Dictionary of National Biography, 1885-1900/Robertson, James Burton
ROBERTSON, JAMES BURTON (1800–1877), historian, born in London on 15 Nov. 1800, was son of Thomas Robertson, who belonged to the clan of the Robertsons of Strowan, Perthshire. The father was a landed proprietor in the island of Grenada, West Indies, and there Robertson passed his early childhood. In 1809 his mother, who had been left a widow some years previously, brought him to England, and in the following year sent him to the Roman catholic college of St. Edmund, near Ware, which he quitted in 1819. In 1825 he was called to the bar. He made several visits to France, where, under the direction of his friends, the Abbé de la Mennais, and the Abbé (afterwards Monseigneur) Gerbet, he studied literature, philosophy, and the elements of dogmatic theology. After various preliminary essays he published in 1835 a translation in two volumes of Frederick Schlegel's ‘Philosophy of History,’ which passed through many editions, and was included in ‘Bohn's Standard Library’ in 1846. To this translation he prefixed a memoir of the life and writings of the author. Between 1836 and 1854 he was an assiduous contributor to the ‘Dublin Review.’
From 1837 to 1854 he resided with his friends in different parts of Germany and Belgium. During his abode at Würzburg he published his translation of Dr. Möhler's ‘Symbolism; or Exposition of Doctrinal Differences between Catholics and Protestants, as evidenced by their Symbolical Writings,’ 2 vols. London, 1843. To this translation he prefixed a sketch of the state of protestantism and catholicism in Germany during the previous hundred years, as well as a memoir of the life and writings of Dr. Möhler. This work, which went through several editions both in Great Britain and America, made a profound impression on the tractarian party at Oxford.
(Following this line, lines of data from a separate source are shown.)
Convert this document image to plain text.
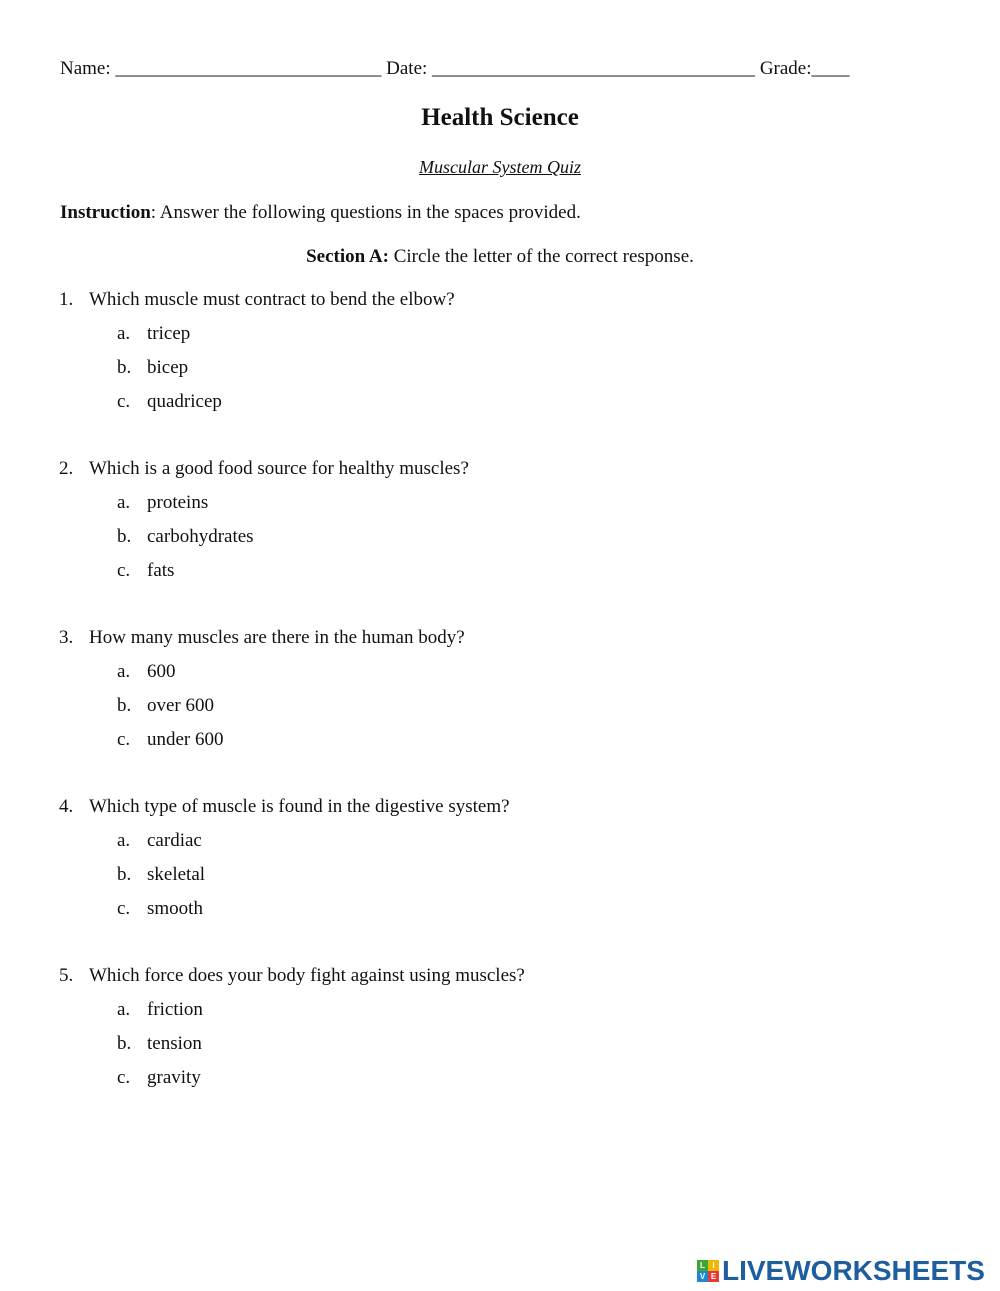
Name: ____________________________ Date: __________________________________ Grade:____
Health Science
Muscular System Quiz
Instruction: Answer the following questions in the spaces provided.
Section A: Circle the letter of the correct response.
1. Which muscle must contract to bend the elbow?
a. tricep
b. bicep
c. quadricep
2. Which is a good food source for healthy muscles?
a. proteins
b. carbohydrates
c. fats
3. How many muscles are there in the human body?
a. 600
b. over 600
c. under 600
4. Which type of muscle is found in the digestive system?
a. cardiac
b. skeletal
c. smooth
5. Which force does your body fight against using muscles?
a. friction
b. tension
c. gravity
L I
V E LIVEWORKSHEETS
In 1855 Dr. Newman, then rector of the newly founded catholic university at Dublin, nominated Robertson to the chair of geography and modern history. To the professorship of history he subsequently united that of English literature. Subsequently Robertson published a series of works, which met with much success. The first was a course of ‘Public Lectures delivered before the Catholic University of Ireland on some Subjects of Ancient and Modern History,’ London, 1859, 8vo. This was followed by an epic poem in blank verse, interspersed with lyrics, entitled ‘The Prophet Enoch; or the Sons of God and the Sons of Men,’ London [1860], 12mo; ‘Lectures on some Subjects of Modern History and Biography, delivered at the Catholic University of Ireland,’ Dublin, 1864, 12mo; on the ‘Writings of Chateaubriand, and on the Illuminati, Jacobins, and Socialists;’ ‘Lectures on the Life, Writings, and Times of Edmund Burke,’ London [1869], 8vo; and a translation of Dr. Hergenöther's ‘Anti-Janus,’ London, 1870, 8vo, being a reply to ‘The Pope and the Council, by Janus,’ with an introduction by the translator, giving the history of Gallicanism from the reign of Louis XIV. In 1869 the queen, on the recommendation of Mr. Gladstone, bestowed a pension of 90l. a year on Robertson in recognition of his long services to English literature, and in 1873 Pius IX conferred upon him the title of Doctor in Philosophy. He died in Dublin on 14 Feb. 1877, and was buried in Glasnevin cemetery.
[Tablet, 24 Feb. 1877, pp. 240, 244; Men of the Time, 9th edit. p. 849; Dublin Freeman's Journal, 15 Feb. 1877, p. 5.]